İçinde odacıkların dikit ve sarkıtların bulunduğu mağaranın bakanlık yetkilileri ve üniversitelerde görevli profesörler tarafından defalarca incelendiğine dikkat çeken Başkan Gülsever, “Bizim bu bölge tüm uygarlıkların yaşam merkezi. Lidyalılar, Firikyalılar, eski dönemlerde yaşamış medeniyetler o insanlar hep bu bölgelerde yaşamış. O zamanki yaşam durumlarına göre, coğrafi koşullara göre kendilerine de bir şekilde barınaklar, kalacak yerler güvenlikli yerler oluşturmuşlar. Onun için, Anadolu’nun birçok yerinde değişik mağaralar var. Bu bölgede de birkaç mağaramız var. Bunlardan biride Zırtlantaşı Mağarası. Bu mağara büyüklerimiz tarafından bilinir söylenir. Kulaktan kulağa dilden dile söylenir. Firikyalılar döneminde yaşamış olan kralların bu bölgede de yaşayıp ikamet ettiği burada kaldığı özellikle kral Midas’ın kaldığı söylenir. Yedi yıl önce göreve geldiğimde ilçenin tarihi dokusu ve her şeyine bir şekilde dokunduk. Bu tarihi eserlerimizden camilerimiz türbelerimiz, diğer eserlerin gün yüzüne çıkartılmasıyla ilgili çalışmalarımız oldu. Kültür varlıklarımızla müzeler genel müdürlüğümüzle görüşmeler ilgili teknik personellerin gelip bu bölgede yapmış olduğu çalışmalar tarihin sayfalarındaki bilgileri ortaya koydular. Burası önce tescil oldu. Sonra Çevre Şehircilik Bakanlığımızın bünyesindeki tabiat varlıklarını koruma kurulu genel müdürlüğüyle de yapmış olduğumuz görüşmeler ve müracaatımız üzerine onlarda bu bölgede çalışma yaptılar. Üniversitelerden bu konuyla ilgili profesörler hocalarımız geldi. Mağaranın içini irdelediler geçtiğimiz günler de de resmi gazetede tekrar ikinci kere tabiat varlıklarını koruma kurulunca onların görev alanıyla ilgili tescili yapıldı. Şuan C tipi Türkiye’nin mağaralarından Zırtlantaşı Mağarası” diye konuştu.

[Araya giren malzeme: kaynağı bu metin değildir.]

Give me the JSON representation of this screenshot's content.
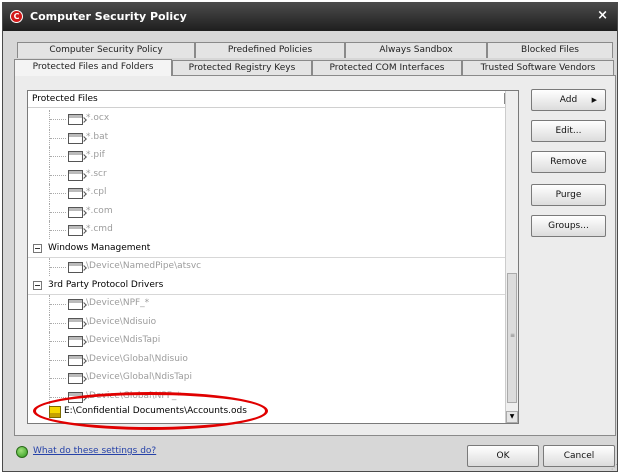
{
  "window": {
    "title": "Computer Security Policy",
    "close_glyph": "×",
    "app_glyph": "C"
  },
  "tabs": {
    "row_top": [
      "Computer Security Policy",
      "Predefined Policies",
      "Always Sandbox",
      "Blocked Files"
    ],
    "row_bottom": [
      "Protected Files and Folders",
      "Protected Registry Keys",
      "Protected COM Interfaces",
      "Trusted Software Vendors"
    ],
    "active": "Protected Files and Folders"
  },
  "list": {
    "header": "Protected Files",
    "rows": [
      {
        "kind": "item",
        "text": "*.ocx"
      },
      {
        "kind": "item",
        "text": "*.bat"
      },
      {
        "kind": "item",
        "text": "*.pif"
      },
      {
        "kind": "item",
        "text": "*.scr"
      },
      {
        "kind": "item",
        "text": "*.cpl"
      },
      {
        "kind": "item",
        "text": "*.com"
      },
      {
        "kind": "item",
        "text": "*.cmd"
      },
      {
        "kind": "group",
        "text": "Windows Management"
      },
      {
        "kind": "item",
        "text": "\\Device\\NamedPipe\\atsvc"
      },
      {
        "kind": "group",
        "text": "3rd Party Protocol Drivers"
      },
      {
        "kind": "item",
        "text": "\\Device\\NPF_*"
      },
      {
        "kind": "item",
        "text": "\\Device\\Ndisuio"
      },
      {
        "kind": "item",
        "text": "\\Device\\NdisTapi"
      },
      {
        "kind": "item",
        "text": "\\Device\\Global\\Ndisuio"
      },
      {
        "kind": "item",
        "text": "\\Device\\Global\\NdisTapi"
      },
      {
        "kind": "item",
        "text": "\\Device\\Global\\NPF_*"
      }
    ],
    "highlighted": "E:\\Confidential Documents\\Accounts.ods",
    "scroll_up_glyph": "▲",
    "scroll_down_glyph": "▼"
  },
  "side_buttons": {
    "add": "Add",
    "add_arrow": "▶",
    "edit": "Edit...",
    "remove": "Remove",
    "purge": "Purge",
    "groups": "Groups..."
  },
  "footer": {
    "help_link": "What do these settings do?",
    "ok": "OK",
    "cancel": "Cancel"
  }
}
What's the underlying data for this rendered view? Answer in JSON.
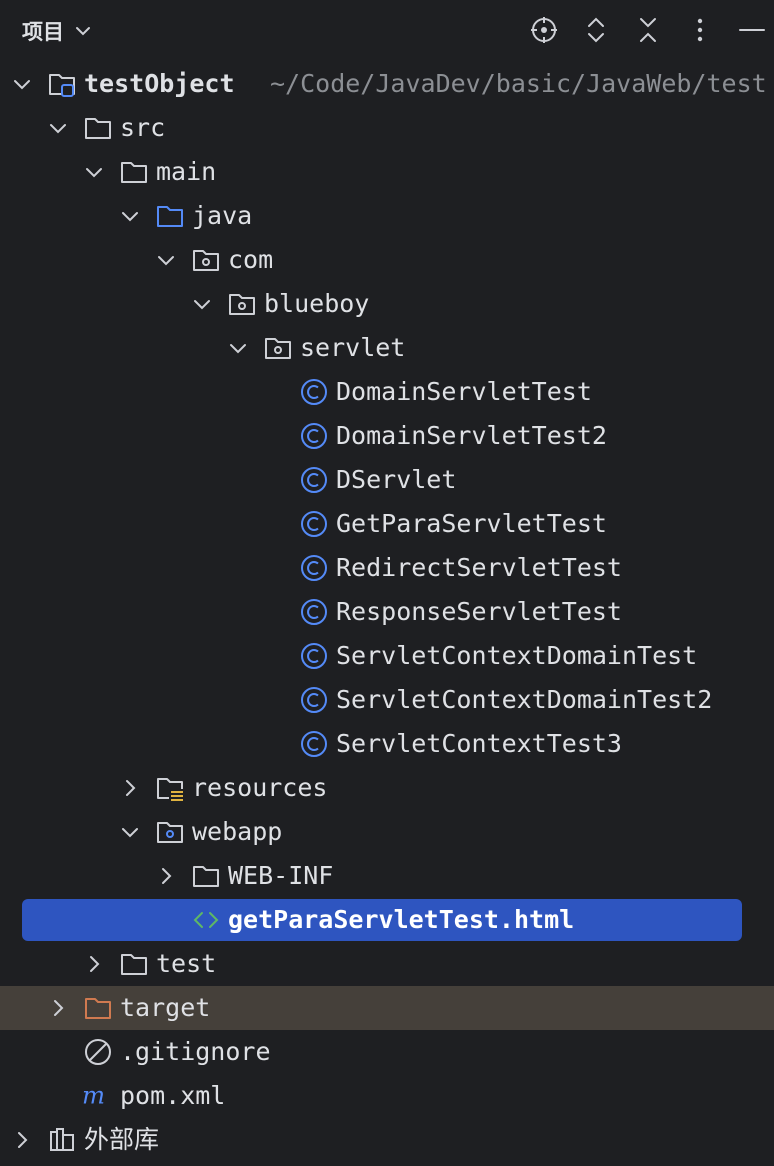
{
  "header": {
    "title": "项目",
    "icons": [
      "locate-icon",
      "expand-all-icon",
      "collapse-all-icon",
      "more-options-icon",
      "hide-icon"
    ]
  },
  "tree": {
    "root": {
      "label": "testObject",
      "path": "~/Code/JavaDev/basic/JavaWeb/test"
    },
    "src": "src",
    "main": "main",
    "java": "java",
    "com": "com",
    "blueboy": "blueboy",
    "servlet": "servlet",
    "classes": [
      "DomainServletTest",
      "DomainServletTest2",
      "DServlet",
      "GetParaServletTest",
      "RedirectServletTest",
      "ResponseServletTest",
      "ServletContextDomainTest",
      "ServletContextDomainTest2",
      "ServletContextTest3"
    ],
    "resources": "resources",
    "webapp": "webapp",
    "webinf": "WEB-INF",
    "html_file": "getParaServletTest.html",
    "test": "test",
    "target": "target",
    "gitignore": ".gitignore",
    "pom": "pom.xml",
    "external_libs": "外部库"
  },
  "colors": {
    "background": "#1e1f22",
    "selection": "#2e55c0",
    "excluded_row": "#45403a",
    "class_icon": "#548af7",
    "folder_outline": "#ced0d6",
    "source_folder": "#548af7",
    "target_folder": "#d07a50",
    "maven_icon": "#548af7",
    "html_icon": "#5fb865"
  }
}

Kaçak kazı yapan defineciler tarafından mağaranın altının üstüne getirildiğini anlatan Başkan Gülsever, şunları kaydetti:
“İçi altına üstüne getirilmiş durumda ve içerde baya çalışmak gerekir. Sarkıtlar oluşmuş şekilde mağaraya sürünerek giriyorsunuz. Buraya ulaşımda yol durumlarıyla ilgili çevre şehircilik bakanlığımızın yetkilileriyle görüştük. Önümüzdeki günlerde projelerimiz hazırlanacak. Bu bölgeye insanlarımızın rahatlıkla ulaşabilecekleri ziyaret edebilecekleri şekilde burayı gün yüzüne çıkartacağız. İnsanlar geçmişini bilmeli, geleceğe de o şekilde yürümeli. Tarihimizi unutmamamız gerekir. İnsanlığın ilk ayak izlerinin olduğu yer Baklan ilçesidir. Üniversite hocalarımız tarafından da gelindi görüldü tespit edildi. Bu bölgede ilk insanın yaratıldığı günden beri yaşam var. Burayla ilgili farklı söylentiler var, üniversite ve kültür bakanlığından arkadaşların çalışmaları var. onları önümüzdeki günlerde paylaşacağız. Bizim ilk bildiğimiz Frikyalılar tarafından kullanıldığı, Lidyalılar tarafından sonradan bu bölgede yaşayan kralların kendilerini hem emniyette hem de güvende bu dağın eteğinde ovanın karşısında burada yaşamlarının olduğu biliyoruz. Yaşam varsa hikayede vardır. Bu mağaranın hikayelerini önümüzdeki günlerde dolu dolu kamuoyuyla paylaşacağız”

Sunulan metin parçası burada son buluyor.